To simplify the expression, you would add the coefficients of these like terms together, resulting in \( (3 - 5)x + 2x^2 \) which further simplifies to \( -2x + 2x^2 \). Note how we treated the coefficients as regular numbers, leaving the variable part of the term unchanged. It's essential to acknowledge that only the coefficients of like terms can be combined; the variables remain untouched unless the terms are identical in variable composition and power.

Algebraic expressions are constructed from terms stitched together by addition and subtraction. A term is composed of a coefficient and a variable part. The coefficient is a numerical multiplier of the variable part, representing how many units of this variable you have. In the expression \( 8 - 4t + 6t^2 \), the term -4t has a coefficient of -4, and the term \( 6t^2 \) has a coefficient of 6.

Coefficients can be positive or negative, whole numbers, fractions, or decimals. It is crucial to understand that while -4t and \( 6t^2 \) both contain the variable 't', coefficients alone do not determine if terms are 'like terms'. The variable part, including its power, must also be the same. So when scrutinizing an algebraic expression, always consider both the coefficients and the powers of the variables before deciding to combine any terms.

When dealing with polynomials, which are algebraic expressions containing multiple terms, simplification entails reducing them to their most concise, efficient form. The step-by-step solution to the exercise \( 8 - 4t + 6t^2 \) points out a key principle in the simplification process: only combine terms with identical variable parts raised to the same exponent.

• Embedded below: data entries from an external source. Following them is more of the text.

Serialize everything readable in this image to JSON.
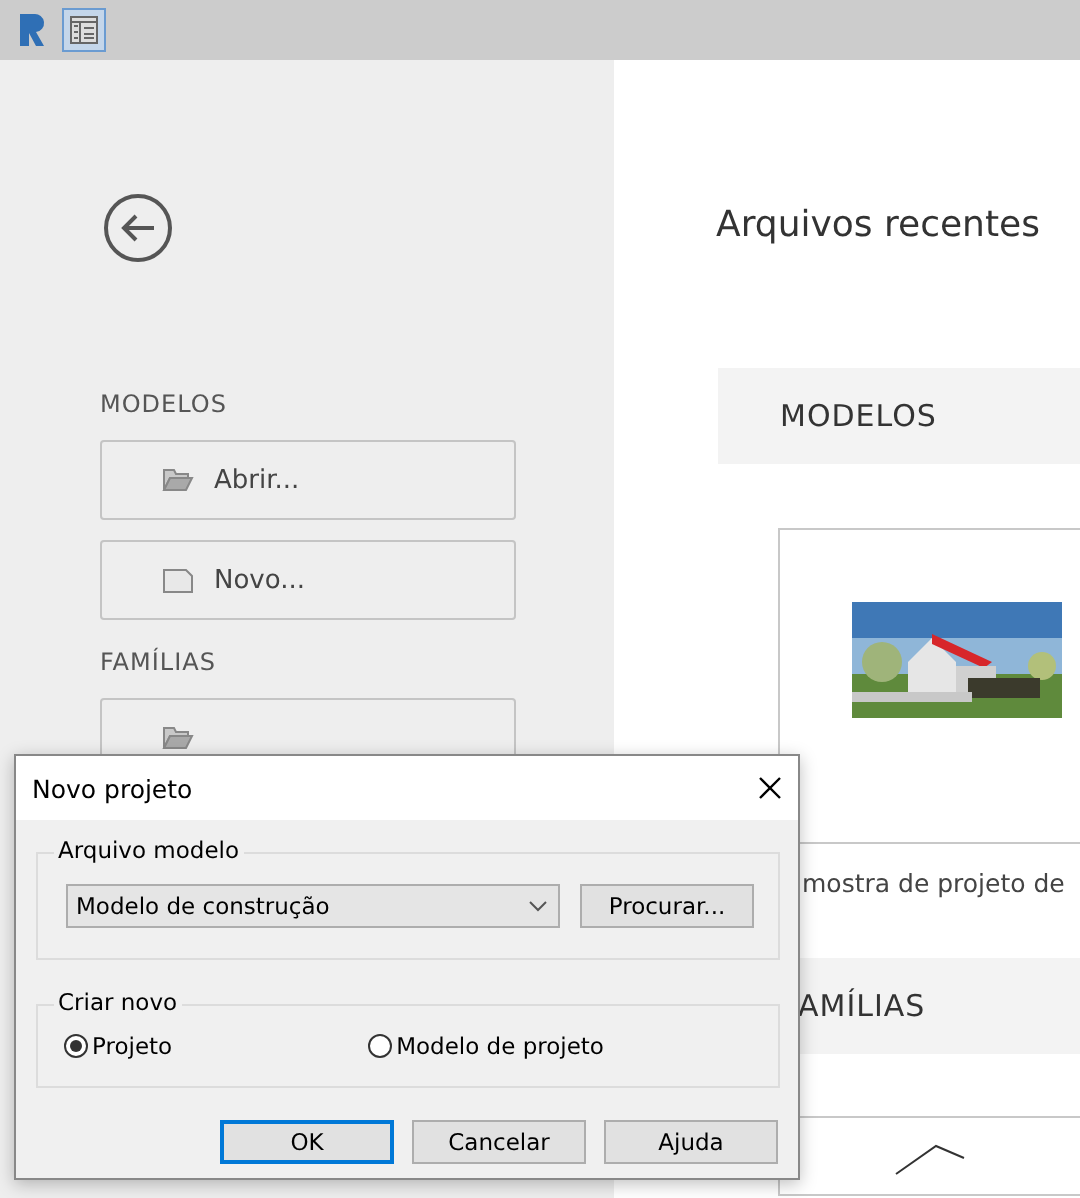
{
  "toolbar": {
    "items": [
      {
        "kind": "logo",
        "selected": false
      },
      {
        "kind": "panel",
        "selected": true
      }
    ]
  },
  "sidebar": {
    "sections": [
      {
        "title": "MODELOS",
        "buttons": [
          {
            "label": "Abrir...",
            "kind": "open"
          },
          {
            "label": "Novo...",
            "kind": "new"
          }
        ]
      },
      {
        "title": "FAMÍLIAS",
        "buttons": [
          {
            "kind": "open"
          }
        ]
      }
    ]
  },
  "main": {
    "title": "Arquivos recentes",
    "sections": [
      {
        "title": "MODELOS",
        "caption": "mostra de projeto de"
      },
      {
        "title": "AMÍLIAS"
      }
    ]
  },
  "dialog": {
    "title": "Novo projeto",
    "template_group": {
      "title": "Arquivo modelo",
      "value": "Modelo de construção",
      "browse": "Procurar..."
    },
    "create_group": {
      "title": "Criar novo",
      "options": [
        {
          "label": "Projeto",
          "selected": true
        },
        {
          "label": "Modelo de projeto",
          "selected": false
        }
      ]
    },
    "buttons": [
      {
        "label": "OK",
        "default": true
      },
      {
        "label": "Cancelar",
        "default": false
      },
      {
        "label": "Ajuda",
        "default": false
      }
    ]
  }
}
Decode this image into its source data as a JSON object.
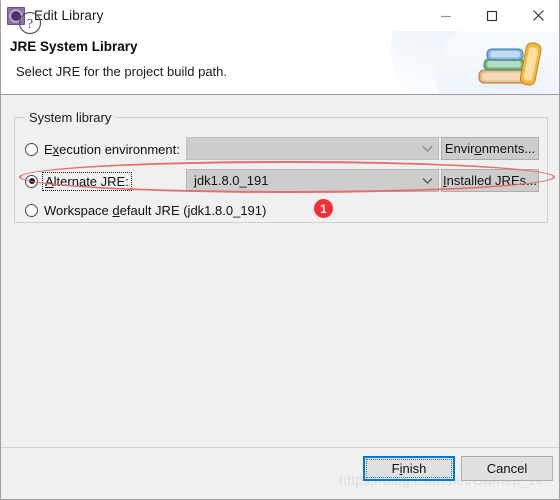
{
  "window": {
    "title": "Edit Library",
    "icon": "library-gear-icon",
    "controls": {
      "minimize": "minimize-icon",
      "maximize": "maximize-icon",
      "close": "close-icon"
    }
  },
  "header": {
    "title": "JRE System Library",
    "subtitle": "Select JRE for the project build path.",
    "icon": "books-stack-icon"
  },
  "group": {
    "legend": "System library",
    "options": [
      {
        "id": "execution-environment",
        "label_pre": "E",
        "label_mnemonic": "x",
        "label_post": "ecution environment:",
        "full_label": "Execution environment:",
        "selected": false,
        "focused": false,
        "combo": {
          "value": "",
          "disabled": true,
          "arrow": "chevron-down-icon"
        },
        "button": {
          "pre": "Envir",
          "mnemonic": "o",
          "post": "nments...",
          "full": "Environments..."
        }
      },
      {
        "id": "alternate-jre",
        "label_pre": "",
        "label_mnemonic": "A",
        "label_post": "lternate JRE:",
        "full_label": "Alternate JRE:",
        "selected": true,
        "focused": true,
        "combo": {
          "value": "jdk1.8.0_191",
          "disabled": false,
          "arrow": "chevron-down-icon"
        },
        "button": {
          "pre": "",
          "mnemonic": "I",
          "post": "nstalled JREs...",
          "full": "Installed JREs..."
        }
      },
      {
        "id": "workspace-default-jre",
        "label_pre": "Workspace ",
        "label_mnemonic": "d",
        "label_post": "efault JRE (jdk1.8.0_191)",
        "full_label": "Workspace default JRE (jdk1.8.0_191)",
        "selected": false,
        "focused": false
      }
    ]
  },
  "annotation": {
    "badge_number": "1",
    "highlight_target": "alternate-jre-row",
    "color": "#ea6b6b",
    "badge_color": "#f02f36"
  },
  "footer": {
    "help_icon": "question-mark-icon",
    "finish": {
      "pre": "F",
      "mnemonic": "i",
      "post": "nish",
      "full": "Finish",
      "is_default": true
    },
    "cancel": {
      "full": "Cancel"
    },
    "watermark": "https://blog.csdn.net/Garnett_zk"
  }
}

While the given expression cannot be simplified by combining like terms, it's essential to know that simplification can also involve factoring, cancelling, or expanding expressions, depending on what is being asked. For polynomials, always begin by looking for like terms to combine and continue to factor or expand if necessary. The lack of like terms in this particular expression means it is already as simple as it can be, and your focus then shifts to proper formatting and presentation of the final answer.